HANOI (DPA) - After two months with no reports of large bird flu outbreaks, 6,000 birds have been killed by the virus in southern Vietnam, a veterinary official said on Saturday.
 
"Seven hundred chickens on a farm in An Khanh commune in Ben Tre province were culled last Saturday after 6,000 of them had died within four days", said Mai Van Hiep, director of the province's veterinary department.
 
"Test samples of the fowls were positive for H5 virus", Hiep said from the province 150 kilometres south of Ho Chi Minh City.
 
The last reported large outbreak was in mid-April, but smaller outbreaks have been continually occurring since then, a veterinary official said.
 
"Actually, Vietnam never announces the termination of bird flu", said Hoang Van Nam, deputy director of the animal health department of the Ministry of Agriculture and Rural Development. "Outbreaks, with large or small quantity of fowl, are still scattered throughout the country."
 
On Friday, a senior health official said a number of suspected human-to-human cases of H5N1 had been detected by the National Institute of Hygiene and Epidemiology.
 
"We have got a number of suspected cases of human-to-human transmission of bird flu, including a doctor from Bach Mai hospital, Nguyen Tran Hien", the director of the institute, told Deutsche Presse-Agentur dpa. "We will need to do more research before coming to any conclusion."
 
The World Health Organization (WHO) has long warned that if the H5N1 virus mutates into a form that is easily spreadable between people, millions could die worldwide in the resulting pandemic.
 
"Every incident needs to be rapidly and thoroughly investigated, both as to whether human-to-human transmission has occurred and more importantly to confirm whether that transmission was efficient, which might indicate that the risk of the spread of avian influenza in the human population has increased", said Peter Horby, a WHO epidemiologist working in Vietnam.
 
Since reports began appearing in late 2003, 38 people have died from the virus in Vietnam.
 
The first wave of the virus saw it spread to 57 of Vietnam,s 64 provinces and cities.

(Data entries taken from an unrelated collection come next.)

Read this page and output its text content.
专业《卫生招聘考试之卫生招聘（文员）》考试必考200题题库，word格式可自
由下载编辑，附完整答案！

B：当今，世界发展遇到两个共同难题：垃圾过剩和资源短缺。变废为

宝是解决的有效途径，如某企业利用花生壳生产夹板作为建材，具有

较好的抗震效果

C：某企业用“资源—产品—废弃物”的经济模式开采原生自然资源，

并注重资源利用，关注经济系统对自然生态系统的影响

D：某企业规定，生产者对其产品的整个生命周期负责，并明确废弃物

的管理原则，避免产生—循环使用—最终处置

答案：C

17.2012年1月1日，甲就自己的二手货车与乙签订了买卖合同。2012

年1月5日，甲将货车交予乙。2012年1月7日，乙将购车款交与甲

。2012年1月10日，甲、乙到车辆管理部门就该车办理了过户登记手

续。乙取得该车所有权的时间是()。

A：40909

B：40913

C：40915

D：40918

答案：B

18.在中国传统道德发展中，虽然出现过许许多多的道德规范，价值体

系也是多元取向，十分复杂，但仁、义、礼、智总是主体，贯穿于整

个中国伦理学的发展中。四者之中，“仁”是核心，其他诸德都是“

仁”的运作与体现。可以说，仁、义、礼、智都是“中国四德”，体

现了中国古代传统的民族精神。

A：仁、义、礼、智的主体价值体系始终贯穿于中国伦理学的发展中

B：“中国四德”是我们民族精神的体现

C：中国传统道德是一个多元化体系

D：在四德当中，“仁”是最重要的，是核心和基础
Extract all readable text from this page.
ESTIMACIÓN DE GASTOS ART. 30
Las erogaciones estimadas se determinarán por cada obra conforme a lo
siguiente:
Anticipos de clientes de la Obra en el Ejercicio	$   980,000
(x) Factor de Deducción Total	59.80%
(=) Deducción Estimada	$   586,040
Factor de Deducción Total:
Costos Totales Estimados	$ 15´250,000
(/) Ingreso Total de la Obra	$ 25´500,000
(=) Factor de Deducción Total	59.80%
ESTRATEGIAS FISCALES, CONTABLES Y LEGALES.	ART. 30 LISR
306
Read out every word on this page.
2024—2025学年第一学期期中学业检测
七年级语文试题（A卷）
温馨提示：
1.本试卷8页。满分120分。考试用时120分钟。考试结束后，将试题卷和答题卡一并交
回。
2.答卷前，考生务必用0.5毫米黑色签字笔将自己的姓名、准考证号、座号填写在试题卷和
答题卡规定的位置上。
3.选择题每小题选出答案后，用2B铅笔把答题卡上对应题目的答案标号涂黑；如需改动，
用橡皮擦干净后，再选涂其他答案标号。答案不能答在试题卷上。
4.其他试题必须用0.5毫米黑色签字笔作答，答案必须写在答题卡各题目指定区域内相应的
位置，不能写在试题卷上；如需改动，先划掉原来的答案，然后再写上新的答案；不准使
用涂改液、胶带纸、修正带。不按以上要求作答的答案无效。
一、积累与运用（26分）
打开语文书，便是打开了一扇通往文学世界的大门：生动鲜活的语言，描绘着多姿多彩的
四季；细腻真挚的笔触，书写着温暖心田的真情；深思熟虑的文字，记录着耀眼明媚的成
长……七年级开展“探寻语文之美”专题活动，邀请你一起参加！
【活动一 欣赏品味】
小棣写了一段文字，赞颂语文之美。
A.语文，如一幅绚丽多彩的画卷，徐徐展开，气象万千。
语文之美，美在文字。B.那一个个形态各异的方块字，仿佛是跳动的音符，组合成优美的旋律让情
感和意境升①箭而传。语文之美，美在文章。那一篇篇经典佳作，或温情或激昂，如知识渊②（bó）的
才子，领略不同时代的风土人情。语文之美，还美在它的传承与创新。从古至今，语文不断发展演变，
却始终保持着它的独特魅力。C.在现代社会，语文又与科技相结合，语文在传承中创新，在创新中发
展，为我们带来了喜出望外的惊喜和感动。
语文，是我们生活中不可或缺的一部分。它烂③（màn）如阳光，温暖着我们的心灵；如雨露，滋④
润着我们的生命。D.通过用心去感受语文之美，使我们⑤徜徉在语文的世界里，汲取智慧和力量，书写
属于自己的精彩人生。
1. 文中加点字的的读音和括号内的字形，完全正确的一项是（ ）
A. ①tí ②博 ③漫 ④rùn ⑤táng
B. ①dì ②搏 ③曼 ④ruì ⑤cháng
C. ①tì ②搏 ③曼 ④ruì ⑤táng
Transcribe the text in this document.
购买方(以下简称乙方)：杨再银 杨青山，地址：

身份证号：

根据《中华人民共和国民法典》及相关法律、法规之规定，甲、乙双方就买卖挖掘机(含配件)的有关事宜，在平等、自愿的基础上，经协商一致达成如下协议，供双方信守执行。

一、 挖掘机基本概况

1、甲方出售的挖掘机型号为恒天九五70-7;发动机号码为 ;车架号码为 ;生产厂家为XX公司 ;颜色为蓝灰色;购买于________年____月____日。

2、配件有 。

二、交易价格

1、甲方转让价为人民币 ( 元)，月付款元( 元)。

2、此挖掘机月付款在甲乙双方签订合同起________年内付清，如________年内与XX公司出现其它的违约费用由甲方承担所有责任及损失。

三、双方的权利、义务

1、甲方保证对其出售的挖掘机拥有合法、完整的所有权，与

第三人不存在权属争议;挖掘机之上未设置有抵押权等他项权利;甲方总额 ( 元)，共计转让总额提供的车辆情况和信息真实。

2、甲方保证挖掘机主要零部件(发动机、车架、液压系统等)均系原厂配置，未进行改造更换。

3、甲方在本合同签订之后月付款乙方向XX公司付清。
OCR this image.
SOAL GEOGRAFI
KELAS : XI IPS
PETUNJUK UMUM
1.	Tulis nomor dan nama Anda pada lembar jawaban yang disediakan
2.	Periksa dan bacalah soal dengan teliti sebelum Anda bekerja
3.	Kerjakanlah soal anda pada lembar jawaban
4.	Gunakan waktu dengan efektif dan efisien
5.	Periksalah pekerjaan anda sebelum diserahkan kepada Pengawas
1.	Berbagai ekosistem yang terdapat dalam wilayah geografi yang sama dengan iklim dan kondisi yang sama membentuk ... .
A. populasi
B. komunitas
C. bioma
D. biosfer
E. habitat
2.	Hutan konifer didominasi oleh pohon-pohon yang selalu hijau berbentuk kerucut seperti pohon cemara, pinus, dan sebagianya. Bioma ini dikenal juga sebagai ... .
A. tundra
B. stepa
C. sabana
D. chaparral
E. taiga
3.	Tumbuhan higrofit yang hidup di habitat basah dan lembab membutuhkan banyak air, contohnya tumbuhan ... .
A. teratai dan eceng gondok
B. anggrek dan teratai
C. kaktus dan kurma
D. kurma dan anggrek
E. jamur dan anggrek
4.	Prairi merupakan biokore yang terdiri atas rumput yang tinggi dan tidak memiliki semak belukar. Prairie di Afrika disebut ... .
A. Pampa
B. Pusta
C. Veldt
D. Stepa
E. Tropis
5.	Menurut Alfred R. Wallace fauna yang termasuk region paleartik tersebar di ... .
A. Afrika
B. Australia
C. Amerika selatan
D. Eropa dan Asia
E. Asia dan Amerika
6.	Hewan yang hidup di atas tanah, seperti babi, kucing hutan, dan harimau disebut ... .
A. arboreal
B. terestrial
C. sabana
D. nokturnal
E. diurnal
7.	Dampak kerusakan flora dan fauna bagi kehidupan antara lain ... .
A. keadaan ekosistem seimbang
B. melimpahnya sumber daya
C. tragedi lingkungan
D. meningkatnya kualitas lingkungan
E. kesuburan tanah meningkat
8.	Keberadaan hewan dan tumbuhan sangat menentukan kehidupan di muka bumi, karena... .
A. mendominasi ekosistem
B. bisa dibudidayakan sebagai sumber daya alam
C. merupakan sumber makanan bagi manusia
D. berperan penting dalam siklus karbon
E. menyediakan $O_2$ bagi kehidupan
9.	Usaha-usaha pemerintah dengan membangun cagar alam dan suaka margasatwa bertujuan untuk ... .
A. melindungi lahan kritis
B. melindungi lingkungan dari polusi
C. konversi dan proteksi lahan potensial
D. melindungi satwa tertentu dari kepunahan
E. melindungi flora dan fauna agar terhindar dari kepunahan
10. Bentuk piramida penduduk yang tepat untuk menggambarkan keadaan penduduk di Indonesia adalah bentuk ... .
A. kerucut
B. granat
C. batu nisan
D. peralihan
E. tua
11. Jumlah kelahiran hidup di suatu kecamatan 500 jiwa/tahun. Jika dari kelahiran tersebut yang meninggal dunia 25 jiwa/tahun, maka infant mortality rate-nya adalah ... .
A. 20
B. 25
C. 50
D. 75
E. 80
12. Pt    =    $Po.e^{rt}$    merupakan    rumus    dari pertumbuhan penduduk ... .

During the second wave from the end of 2004 and April 2005, the virus has affected bird populations in 36 provinces and cities, and 1.6 million birds have died or been culled.
 
As well as outbreaks in chickens, health experts warned that ducks are a silent carrier of the virus. They can carry the virus without showing any symptoms.
 
A ban on the raising of waterfowl is routinely flouted and flocks continue to roam in the countryside.